İSTİHÂRE Mİ? İSTİŞÂRE Mİ? HANGİ DURUMLARDA HANGİSİ ÖNCELİKLİ?

05 Mayıs 2024 1649

İstihareyi hayatımıza rehber yapan Yüce Rabbimize nihayetsiz hamd ve şükürlerimiz olsun, “İstihâre yapması ve Allah’ın takdirine razı olması Ademoğlunun saadetindendir. İstihareyi terk etmesi ve Allah’ın takdirine razı olmaması/ karşı gelmesi de Ademoğlunun bedbahtlığındandır”[1] buyuran Peygamber Efendimize salat ve selamlarımız olsun.

İstihâre:

Sözlük anlamı “hayır ve iyilik istemek, bir şey hakkında hayır talep etmek”tir. İslam’da istihare: Bir Müslümanın yapmayı arzu ettiği, niyetlendiği bir işin hayırlı olup olmadığını anlayabilmek maksadıyla 2 rekât nafile (istihare) namaz(ı) kılıp istihare duası ederek Allah Teala’dan yardım istemesidir. İstihare, kişinin yapıp- yapmama konusunda kararsız kaldığı -mubah- bir iş hakkında o işin hayırlı olup olmadığını belirleyebilmek, anlayabilmek için Allah Teâlâ’ dan manevi bir işaret almayı beklemesi, istemesidir.[2] Bir bakıma geleceğe dönük önemli bir işin akıbetini öğrenme girişimidir. İstihare, meşru bir iş için gerekli altyapı ve ön çalışma sonrasında o işin akıbeti eğer hayırlı ise  kolaylaştırmasını, hayırlı değil ise  kişiyi o işten uzaklaştırmasını Allah’tan dilemek, Allah’a sığınmak ve ondan gelene razı olma çabasıdır.
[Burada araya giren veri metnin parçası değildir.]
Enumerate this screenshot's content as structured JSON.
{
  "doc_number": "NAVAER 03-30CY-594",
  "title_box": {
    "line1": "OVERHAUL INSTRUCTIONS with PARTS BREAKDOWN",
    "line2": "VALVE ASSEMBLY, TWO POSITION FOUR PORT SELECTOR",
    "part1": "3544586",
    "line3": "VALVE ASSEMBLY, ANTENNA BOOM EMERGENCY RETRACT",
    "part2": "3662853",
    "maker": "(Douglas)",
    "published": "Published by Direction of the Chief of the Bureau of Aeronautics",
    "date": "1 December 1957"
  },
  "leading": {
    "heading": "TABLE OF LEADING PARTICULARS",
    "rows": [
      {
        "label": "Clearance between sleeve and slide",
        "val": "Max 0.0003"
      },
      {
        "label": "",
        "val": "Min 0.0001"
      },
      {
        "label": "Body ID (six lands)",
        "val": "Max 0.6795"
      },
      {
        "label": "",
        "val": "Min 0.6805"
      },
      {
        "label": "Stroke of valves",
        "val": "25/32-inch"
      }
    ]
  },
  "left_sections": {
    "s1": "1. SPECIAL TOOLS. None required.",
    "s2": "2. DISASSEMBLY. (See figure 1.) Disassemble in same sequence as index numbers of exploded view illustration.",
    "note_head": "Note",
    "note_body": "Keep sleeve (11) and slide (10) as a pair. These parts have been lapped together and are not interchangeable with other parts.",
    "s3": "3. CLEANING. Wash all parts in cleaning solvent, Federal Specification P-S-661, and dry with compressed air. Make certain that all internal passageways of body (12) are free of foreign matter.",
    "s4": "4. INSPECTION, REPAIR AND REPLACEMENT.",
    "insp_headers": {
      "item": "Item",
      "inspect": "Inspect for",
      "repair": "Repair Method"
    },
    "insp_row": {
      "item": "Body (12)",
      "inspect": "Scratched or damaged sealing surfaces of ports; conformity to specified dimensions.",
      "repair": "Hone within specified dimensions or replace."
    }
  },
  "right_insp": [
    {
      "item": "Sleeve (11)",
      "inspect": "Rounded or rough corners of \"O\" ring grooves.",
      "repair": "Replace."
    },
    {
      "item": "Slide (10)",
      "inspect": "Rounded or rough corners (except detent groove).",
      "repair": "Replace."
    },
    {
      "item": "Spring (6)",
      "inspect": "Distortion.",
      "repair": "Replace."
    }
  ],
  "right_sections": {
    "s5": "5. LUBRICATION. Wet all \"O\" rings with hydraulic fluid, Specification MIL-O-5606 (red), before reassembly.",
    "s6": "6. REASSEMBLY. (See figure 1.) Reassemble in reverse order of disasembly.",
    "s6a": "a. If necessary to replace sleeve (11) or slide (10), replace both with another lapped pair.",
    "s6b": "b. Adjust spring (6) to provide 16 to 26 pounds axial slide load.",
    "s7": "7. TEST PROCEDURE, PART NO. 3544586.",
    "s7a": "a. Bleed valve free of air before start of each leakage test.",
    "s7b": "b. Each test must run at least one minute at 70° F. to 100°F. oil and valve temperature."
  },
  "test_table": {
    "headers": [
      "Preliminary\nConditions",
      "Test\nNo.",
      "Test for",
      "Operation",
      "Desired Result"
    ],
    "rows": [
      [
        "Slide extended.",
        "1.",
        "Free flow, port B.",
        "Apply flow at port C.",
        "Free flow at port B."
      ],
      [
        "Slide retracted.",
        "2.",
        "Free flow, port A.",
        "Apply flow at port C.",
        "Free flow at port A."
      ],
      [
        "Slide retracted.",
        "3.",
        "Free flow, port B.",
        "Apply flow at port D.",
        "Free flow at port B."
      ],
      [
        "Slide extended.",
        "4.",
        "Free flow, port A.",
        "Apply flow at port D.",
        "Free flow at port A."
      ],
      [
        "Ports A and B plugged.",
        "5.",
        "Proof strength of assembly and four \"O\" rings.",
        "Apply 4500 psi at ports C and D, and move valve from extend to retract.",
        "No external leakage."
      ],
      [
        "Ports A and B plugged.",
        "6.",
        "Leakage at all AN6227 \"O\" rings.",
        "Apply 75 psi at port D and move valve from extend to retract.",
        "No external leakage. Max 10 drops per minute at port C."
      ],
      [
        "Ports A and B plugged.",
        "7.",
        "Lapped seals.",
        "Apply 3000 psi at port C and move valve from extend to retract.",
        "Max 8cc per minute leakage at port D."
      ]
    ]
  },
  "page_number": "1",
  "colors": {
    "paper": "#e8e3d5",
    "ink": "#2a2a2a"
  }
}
İmam-ı Rabbani (kuddise sırruhu) 1. Cilt 239. Mektupta istihare yapıldıktan sonra rüya görmenin şart olmadığını, (rüyayı dışlamadan) istihare duasından sonra kalpte meydana gelene bakmanın da karar vermede yeterli olabileceğini söylemektedir. Buna   göre   istihare, sadece   rüyada bir belirti, işaret   beklemek   değil, istihare namazı ve duasından sonra bir süreç deneyimleme, değerlendirmesidir.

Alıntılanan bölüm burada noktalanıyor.